Below we detail the evaluation methods and corpora used for RSEF

Unidirectional extraction

For the training corpus for our models, we included 75 implementation sentences and approximately 2500 non-implementation sentences from 61 research papers sourced from the PapersWithCode platform. To evaluate the performance of our method, we assembled a separate evaluation corpus consisting of 150 software engineering research papers obtained from Arxiv.org. These papers were carefully selected to ensure heterogeneity and avoid repetitiveness, representing a diverse range of implementation mention styles, authored by various authors. We manually tagged these papers to create a validation set specifically for evaluating our methodology. Importantly, none of the papers included in this validation set were used for training the models, ensuring the integrity of our evaluation process.

Bidirectional extraction

The bidirectional search of RSEF has been validated with a corpus made of 154 papers and repositories, including several types of bi-directionality paper-repository links (e.g., repositories including just the title, Arxiv URLs or DOIs in the README file, using citation files, repositories in different code platforms, etc.). Two annotators were selected to manually annotate the presence of bi-directionality. In case of two different annotations in the corpus, a third annotator decided the final value.

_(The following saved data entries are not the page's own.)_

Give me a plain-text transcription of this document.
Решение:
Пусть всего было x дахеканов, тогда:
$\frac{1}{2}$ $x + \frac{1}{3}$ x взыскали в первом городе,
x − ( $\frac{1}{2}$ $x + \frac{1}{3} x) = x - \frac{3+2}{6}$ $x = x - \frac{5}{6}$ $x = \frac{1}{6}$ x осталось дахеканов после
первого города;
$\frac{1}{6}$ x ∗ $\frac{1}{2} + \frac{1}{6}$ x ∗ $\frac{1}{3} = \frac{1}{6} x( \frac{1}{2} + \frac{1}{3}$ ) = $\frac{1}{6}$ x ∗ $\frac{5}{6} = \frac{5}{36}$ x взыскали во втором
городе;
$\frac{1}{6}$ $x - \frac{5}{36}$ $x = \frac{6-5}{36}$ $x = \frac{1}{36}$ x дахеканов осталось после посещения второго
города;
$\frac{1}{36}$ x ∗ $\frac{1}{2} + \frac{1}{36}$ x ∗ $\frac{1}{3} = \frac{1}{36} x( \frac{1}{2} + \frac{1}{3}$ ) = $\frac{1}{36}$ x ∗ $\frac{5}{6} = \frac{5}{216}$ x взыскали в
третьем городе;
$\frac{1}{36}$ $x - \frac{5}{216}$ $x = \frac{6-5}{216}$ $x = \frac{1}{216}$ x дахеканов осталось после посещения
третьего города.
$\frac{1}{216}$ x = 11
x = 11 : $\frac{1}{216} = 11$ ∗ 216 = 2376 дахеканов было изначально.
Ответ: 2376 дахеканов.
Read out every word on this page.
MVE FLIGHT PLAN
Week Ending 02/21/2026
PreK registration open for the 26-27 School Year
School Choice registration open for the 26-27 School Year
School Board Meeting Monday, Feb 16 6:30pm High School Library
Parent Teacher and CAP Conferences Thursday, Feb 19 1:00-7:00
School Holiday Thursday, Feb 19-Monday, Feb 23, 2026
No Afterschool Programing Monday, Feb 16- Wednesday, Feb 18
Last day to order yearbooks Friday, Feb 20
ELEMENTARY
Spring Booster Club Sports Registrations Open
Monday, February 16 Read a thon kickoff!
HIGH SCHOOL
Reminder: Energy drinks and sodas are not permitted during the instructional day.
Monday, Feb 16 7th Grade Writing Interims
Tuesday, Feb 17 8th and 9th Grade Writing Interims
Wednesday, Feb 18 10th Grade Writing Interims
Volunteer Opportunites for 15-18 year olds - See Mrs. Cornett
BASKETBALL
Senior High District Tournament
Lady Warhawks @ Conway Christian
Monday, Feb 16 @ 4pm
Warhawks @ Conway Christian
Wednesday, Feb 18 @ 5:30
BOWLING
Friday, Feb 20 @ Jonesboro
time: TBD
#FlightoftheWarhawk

A summary of the performance of each method for each evaluation corpora can be seen in the table below:

Type of extraction Train corpus Eval. corpus Precision Recall F1-Measure
unidirectional Link Link 0.94 0.95 0.94
bidirectional N/A Link 1 0.91 0.95

Cite RSEF

Please refer to our Mining Software Repositories 2024 paper:

@InProceedings{garijo_2024_bidirectional,
    author="Garijo, Daniel and Arroyo, Miguel and Gonzalez, Esteban and Treude, Christoph and Tarocco, Nicola",
    title="Bidirectional Paper-Repository Tracing in Software Engineering",
    booktitle="21st International Conference on Mining Software Repositories",
    year="2024",
    publisher="ACM",
    address="Cham",
    doi="10.1145/3643991.3644876",
    url= {https://dgarijo.com/papers/msr_2024.pdf}
}

The unidirectional evaluation makes use of RepoFromPaper, which has the following NSLP2024 workshop paper:

@article{stankovski2024,
  title        = {RepoFromPaper: An Approach to Extract Software Code Implementations from Scientific Publications},
  author       = {Stankovski, Aleksandar and Garijo, Daniel},
  year         = {2024},
  booktitle    = {To appear in Natural Scientific Language Processing and Research Knowledge Graphs (NSLP 2024) },
  url          = {https://dgarijo.com/papers/stankovsi_2024.pdf}
}

License

This project is licensed under the MIT License.